“我已經...死了嗎?”
身體已經完全無法動彈,意識也逐漸變得模模糊糊的,而且...好累,好冷......好想就這麽永遠的沉睡下去......
在這片無邊無際的黑暗中,已經變得半透明的鳶一折紙就這麽漂浮在這裡,她拖著冰冷而又疲勞的身體,似乎就要永遠的融入這片無際的黑暗。
睜開已經失去了光芒的雙眼,想到被精靈殺害的雙親以及保護精靈的士織,她突然感受到了孤獨與痛苦。
“到頭來...什麽都沒有做到啊......”
不管是為父母報仇,還是對士織的那份感情...自己什麽都做不到......
恍惚間,宛如走馬燈一般,她又好像看到了與士織一起相處的點點滴滴。
希望自己的死亡…不會讓她,太過於難過吧……
意識逐漸消失,在這片無際的黑暗中,鳶一折紙疲憊的閉上了雙眼,準備迎接自己的死亡的結局。

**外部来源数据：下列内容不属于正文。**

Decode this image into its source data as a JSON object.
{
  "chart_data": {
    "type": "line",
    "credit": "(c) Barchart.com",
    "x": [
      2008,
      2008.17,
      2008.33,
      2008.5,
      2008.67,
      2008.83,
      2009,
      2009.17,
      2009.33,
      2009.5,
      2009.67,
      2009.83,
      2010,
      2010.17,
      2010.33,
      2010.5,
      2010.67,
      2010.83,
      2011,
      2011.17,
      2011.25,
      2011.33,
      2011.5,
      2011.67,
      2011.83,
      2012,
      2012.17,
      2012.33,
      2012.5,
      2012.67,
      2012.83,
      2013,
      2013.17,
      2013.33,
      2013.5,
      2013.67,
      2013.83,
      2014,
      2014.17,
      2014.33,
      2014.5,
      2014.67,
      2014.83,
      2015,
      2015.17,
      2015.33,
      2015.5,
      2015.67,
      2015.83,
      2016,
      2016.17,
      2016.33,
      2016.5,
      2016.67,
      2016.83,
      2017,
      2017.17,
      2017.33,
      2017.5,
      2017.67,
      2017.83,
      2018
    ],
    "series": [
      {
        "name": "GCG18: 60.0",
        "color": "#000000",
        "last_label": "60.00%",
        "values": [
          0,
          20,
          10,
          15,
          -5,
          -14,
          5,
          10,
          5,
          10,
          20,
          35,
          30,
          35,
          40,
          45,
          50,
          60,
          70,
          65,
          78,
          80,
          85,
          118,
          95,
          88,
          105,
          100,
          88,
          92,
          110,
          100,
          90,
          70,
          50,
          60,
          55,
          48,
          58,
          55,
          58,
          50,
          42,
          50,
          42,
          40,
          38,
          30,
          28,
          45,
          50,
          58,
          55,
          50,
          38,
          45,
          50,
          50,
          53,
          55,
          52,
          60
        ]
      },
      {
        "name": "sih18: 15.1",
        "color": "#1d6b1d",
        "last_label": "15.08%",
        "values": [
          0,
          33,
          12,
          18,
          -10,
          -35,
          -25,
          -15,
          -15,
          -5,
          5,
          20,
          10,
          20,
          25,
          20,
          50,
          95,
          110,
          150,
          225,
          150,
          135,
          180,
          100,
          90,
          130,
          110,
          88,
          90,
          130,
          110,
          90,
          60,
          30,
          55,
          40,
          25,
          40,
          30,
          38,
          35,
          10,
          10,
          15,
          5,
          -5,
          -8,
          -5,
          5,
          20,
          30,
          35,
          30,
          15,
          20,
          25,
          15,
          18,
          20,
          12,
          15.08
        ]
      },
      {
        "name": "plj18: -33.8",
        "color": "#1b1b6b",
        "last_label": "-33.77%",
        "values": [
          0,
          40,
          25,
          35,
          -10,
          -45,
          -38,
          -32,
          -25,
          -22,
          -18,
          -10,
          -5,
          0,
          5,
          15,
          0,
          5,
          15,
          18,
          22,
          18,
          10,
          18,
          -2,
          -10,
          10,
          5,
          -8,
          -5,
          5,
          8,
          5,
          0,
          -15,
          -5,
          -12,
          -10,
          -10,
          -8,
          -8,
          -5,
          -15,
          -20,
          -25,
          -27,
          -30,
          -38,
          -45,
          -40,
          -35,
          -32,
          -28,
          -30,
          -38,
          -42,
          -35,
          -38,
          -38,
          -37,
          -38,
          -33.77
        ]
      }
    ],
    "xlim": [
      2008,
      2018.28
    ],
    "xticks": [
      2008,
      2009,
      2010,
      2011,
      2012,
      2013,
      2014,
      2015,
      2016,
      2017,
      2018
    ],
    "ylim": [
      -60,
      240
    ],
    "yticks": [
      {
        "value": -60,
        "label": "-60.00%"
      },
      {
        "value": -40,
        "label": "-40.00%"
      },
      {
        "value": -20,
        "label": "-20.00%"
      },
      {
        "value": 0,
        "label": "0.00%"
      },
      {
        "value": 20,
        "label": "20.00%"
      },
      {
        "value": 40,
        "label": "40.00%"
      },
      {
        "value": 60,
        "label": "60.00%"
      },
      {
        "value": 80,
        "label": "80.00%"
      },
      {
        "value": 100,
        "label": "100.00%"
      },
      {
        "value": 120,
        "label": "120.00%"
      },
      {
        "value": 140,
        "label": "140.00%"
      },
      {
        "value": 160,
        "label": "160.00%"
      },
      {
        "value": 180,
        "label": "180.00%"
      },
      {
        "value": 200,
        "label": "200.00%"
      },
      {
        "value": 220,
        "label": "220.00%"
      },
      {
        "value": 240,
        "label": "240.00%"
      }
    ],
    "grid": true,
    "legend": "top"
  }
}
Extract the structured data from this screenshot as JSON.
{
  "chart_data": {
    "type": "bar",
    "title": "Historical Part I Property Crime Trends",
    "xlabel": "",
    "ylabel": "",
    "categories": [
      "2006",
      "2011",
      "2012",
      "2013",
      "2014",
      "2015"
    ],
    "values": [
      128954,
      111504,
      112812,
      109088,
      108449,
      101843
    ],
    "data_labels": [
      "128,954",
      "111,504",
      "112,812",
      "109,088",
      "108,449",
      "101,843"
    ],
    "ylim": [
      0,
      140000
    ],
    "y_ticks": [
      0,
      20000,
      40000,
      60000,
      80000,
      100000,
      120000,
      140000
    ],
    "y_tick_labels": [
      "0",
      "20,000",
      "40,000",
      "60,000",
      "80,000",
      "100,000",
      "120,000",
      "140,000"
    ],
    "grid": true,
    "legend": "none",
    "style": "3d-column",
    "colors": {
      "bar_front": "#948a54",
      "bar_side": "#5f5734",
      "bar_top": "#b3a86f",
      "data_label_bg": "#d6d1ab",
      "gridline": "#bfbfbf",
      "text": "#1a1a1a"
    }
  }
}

然而,在這片黑暗中,隱藏在其中的某個人卻不會讓她就此永眠在這片黑暗之中。
“醒...一醒...”
黑暗中,似乎傳來了這麽一道呼喚著鳶一折紙的聲音。
那是一道十分低沉的聲音,但在這片寂靜的黑暗中卻顯得十分突然。
是臨死前的錯覺嗎?
如果是的話,鳶一折紙到希望出現的不是這種難聽的聲音,而是士織那溫柔而甜美的嗓音。
這樣想著,鳶一折紙在來著那十分無語的眼神下皺了皺眉。
“鳶...一折紙,睜開眼睛,我是......”
這次傳來的並不只有那低沉的聲音,還有一陣十分強烈的晃動。
這使鳶一折紙用僅剩的一點力氣睜開了她的雙眼,這才看到一雙好似長有鱗片的雙手正用力的搖晃著自己。
“是...誰?”
鳶一折紙有些好奇,為什麽在自己死前的意識世界裡還有著其他的生物存在。
而這時,聽到了鳶一折紙虛弱的回答的絕望惡魔才滿意的收回了手,然後點點頭,正式的報上了自己編造好的名號。
“鳶一折紙,你醒了,我是巴耶力。”
“是能夠為你帶來向那些精靈復仇的絕望力量的使者!”
說罷,看著鳶一折紙那像是重新充滿了渴望與仇恨的雙眼,他十分紳士的對鳶一折紙禮貌的彎下了腰。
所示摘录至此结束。